Discurso no Senado Federal

SUGESTÕES PARA MINORAR OS EFEITOS DE UM AJUSTE FISCAL NA POLITICA EDUCACIONAL BRASILEIRA.

Autor
Edison Lobão (PFL - Partido da Frente Liberal/MA)
Nome completo: Edison Lobão
Casa
Senado Federal
Tipo
Discurso
Resumo por assunto
EDUCAÇÃO.:
  • SUGESTÕES PARA MINORAR OS EFEITOS DE UM AJUSTE FISCAL NA POLITICA EDUCACIONAL BRASILEIRA.
Publicação
Publicação no DSF de 21/11/1998 - Página 16462
Assunto
Outros > EDUCAÇÃO.
Indexação
  • DEFESA, PRIORIDADE, DESTINAÇÃO, RECURSOS, EDUCAÇÃO BASICA, ENSINO FUNDAMENTAL, EXTINÇÃO, ANALFABETISMO, BRASIL, MELHORIA, QUALIDADE, NIVEL, EDUCAÇÃO, PAIS.
  • ANALISE, PESQUISA, INSTITUTO BRASILEIRO DE GEOGRAFIA E ESTATISTICA (IBGE), EDUCAÇÃO, COMPROVAÇÃO, DADOS, ESTATISTICA, FAVORECIMENTO, ESTUDANTE, REGIÃO NORDESTE, COMPARAÇÃO, REGIÃO SUDESTE, REFERENCIA, DESTINAÇÃO, RECURSOS, CARGA HORARIA, CUMPRIMENTO, REALIZAÇÃO, REGIÃO, BRASIL.

O SR. EDISON LOBÃO (PFL-MA) - Sr. Presidente, Srªs e Srs. Senadores, a crise econômica que assola o mundo, e não somente o Brasil, é uma dramática infelicidade para os países emergentes. Aqui no Congresso, as forças políticas que apoiam o governo Fernando Henrique Cardoso estão motivadas a lhe dar os instrumentos de que necessita para superar conjuntura tão difícil, certas de que atuamos, nesse sentido, em benefício do País.  

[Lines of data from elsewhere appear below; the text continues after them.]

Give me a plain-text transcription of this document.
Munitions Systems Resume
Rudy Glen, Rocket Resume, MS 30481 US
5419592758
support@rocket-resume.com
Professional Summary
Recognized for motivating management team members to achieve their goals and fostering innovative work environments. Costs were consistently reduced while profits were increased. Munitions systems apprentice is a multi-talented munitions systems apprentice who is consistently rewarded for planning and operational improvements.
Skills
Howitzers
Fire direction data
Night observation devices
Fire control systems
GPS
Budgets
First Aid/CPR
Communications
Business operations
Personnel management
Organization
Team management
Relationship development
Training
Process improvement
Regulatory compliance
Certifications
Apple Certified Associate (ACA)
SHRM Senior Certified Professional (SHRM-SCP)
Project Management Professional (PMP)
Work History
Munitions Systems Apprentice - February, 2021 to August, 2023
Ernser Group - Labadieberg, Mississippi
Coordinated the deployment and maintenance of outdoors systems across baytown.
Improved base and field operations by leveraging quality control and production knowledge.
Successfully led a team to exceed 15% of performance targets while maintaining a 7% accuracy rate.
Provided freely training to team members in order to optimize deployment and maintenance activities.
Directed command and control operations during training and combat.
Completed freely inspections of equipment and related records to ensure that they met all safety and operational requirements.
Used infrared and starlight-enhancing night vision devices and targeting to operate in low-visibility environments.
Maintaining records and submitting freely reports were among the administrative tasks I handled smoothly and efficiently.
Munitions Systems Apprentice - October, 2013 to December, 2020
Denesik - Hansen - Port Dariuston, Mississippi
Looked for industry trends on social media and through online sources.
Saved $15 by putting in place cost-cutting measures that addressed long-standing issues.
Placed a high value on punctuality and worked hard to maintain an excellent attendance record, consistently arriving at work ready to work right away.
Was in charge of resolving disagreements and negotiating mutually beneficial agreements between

Teremos de aprovar medidas duras, bem o sabemos, mas o fazemos por falta de outras alternativas.  

Esse confiante apoio que oferecemos à Administração Federal, no entanto, não nos impede de deplorar o que deixará de ser feito, aceitando por necessidade os enormes sacrifícios que repercutirão negativamente no crescimento nacional. E, no Congresso, muitas vezes poderemos oferecer ponderações e sugestões que busquem minorar os efeitos de um ajuste fiscal que vai cortar, por alguns anos, as perspectivas que todos mantínhamos em relação ao Brasil.  

Neste passo, estou pensando na política educacional, que até então vem caminhando tão bem sob a orientação do Ministro Paulo Renato Souza.  

Os Anais do Senado estão repletos dos numerosos pronunciamentos que, desta tribuna, as Senhoras e os Senhores Senadores têm feito a respeito da educação em nosso País. Dos debates travados sempre se extrai o consenso de que a educação merece entre nós a mais absoluta prioridade. Estamos todos de acordo, neste final de século, quanto à imprescindibilidade de uma política educacional bem orientada como base para a construção de uma sociedade mais justa e preparada para tocar à frente o desenvolvimento econômico. Especialmente agora, vivendo os povos numa época marcada pelo peso crescente das inovações tecnológicas, da acirrada concorrência e da globalização dos mercados, estarão avassaladas as comunidades que não se qualificarem pelo aprimoramento educacional.  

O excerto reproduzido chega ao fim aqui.